I am working with the lifetimes library to build a customer lifetime value model. The library comes with a method called conditional_expected_number_of_purchases_up_to_time
that allows you to predict purchases for each customer in your data set over a specified time period.
Here is the dataframe I am working with:
df = pd.DataFrame([[aaa@email.com, 6.0, 112.0, 139.0], [bbb@email.com, 11.0, 130.0, 130.0]], columns=['email', 'frequency', 'recency', 'T'])
Each row in the dataframe represents an individual customer. To predict the number of expected purchases for each customer over the next 4 periods, I would execute the following code:
t = 4
df['est_purchases'] = mbgf.conditional_expected_number_of_purchases_up_to_time(t, df['frequency'], df['recency'], df['T'])

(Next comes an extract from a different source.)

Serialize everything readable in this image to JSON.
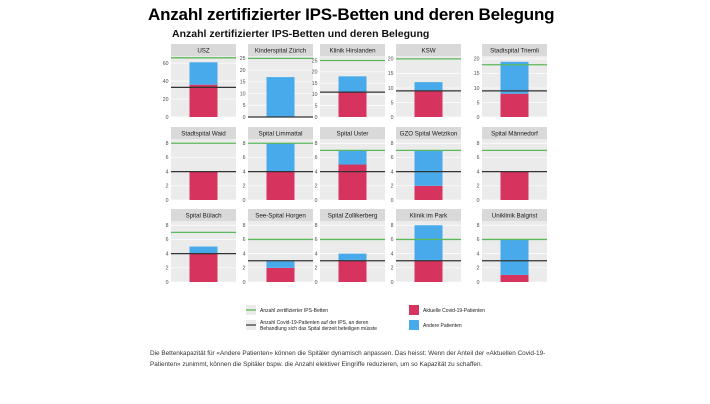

What I would like to do now is, for each row in the dataframe, approximate the total number of remaining purchases over the rest of their lifetime. Let's call this quantity Residual Customer Purchases (RCP).
To do this, I have defined two functions: the first calculates the incremental RCP between two time periods and the second function approximates the total RCP by incrementally increasing t
until the incremental RCP falls below a specific tolerance level:
## Function to calculate incremental RCP
def RCP(row):
dif = (mbgf.conditional_expected_number_of_purchases_up_to_time(t,
row['frequency'], row['recency'], row['T'])
- mbgf.conditional_expected_number_of_purchases_up_to_time((t-1),
row['frequency'], row['recency'], row['T']))
return dif
## Create column for incremental RCP
df['m_RCP'] = df.apply(RCP, axis = 1)
## Function to approximate total RCP
def approximate(fn, model, rfm, t=1, eps_tol=1e-6, eps=0, **kwargs):
eps = 0
cf = 0
while True:
cf += df.apply(fn, axis = 1)
if(cf - eps < eps_tol):
break
eps = cf; t+=1
return cf
## Create column for total RCP
df['t_RCP'] = df.apply(approximate(RCP, model = mbgf, rfm = df), axis = 1)
The first function is working as expected. But when I try to execute the second function (approximate
) I get this error:
ValueError: The truth value of a Series is ambiguous. Use a.empty, a.bool(), a.item(), a.any() or a.all().
I want the approximate function to iterate the RCP function for a single row until the RCP value no longer increases, and do this one by one for each row in the dataframe.
What am I doing wrong and what should I be doing instead?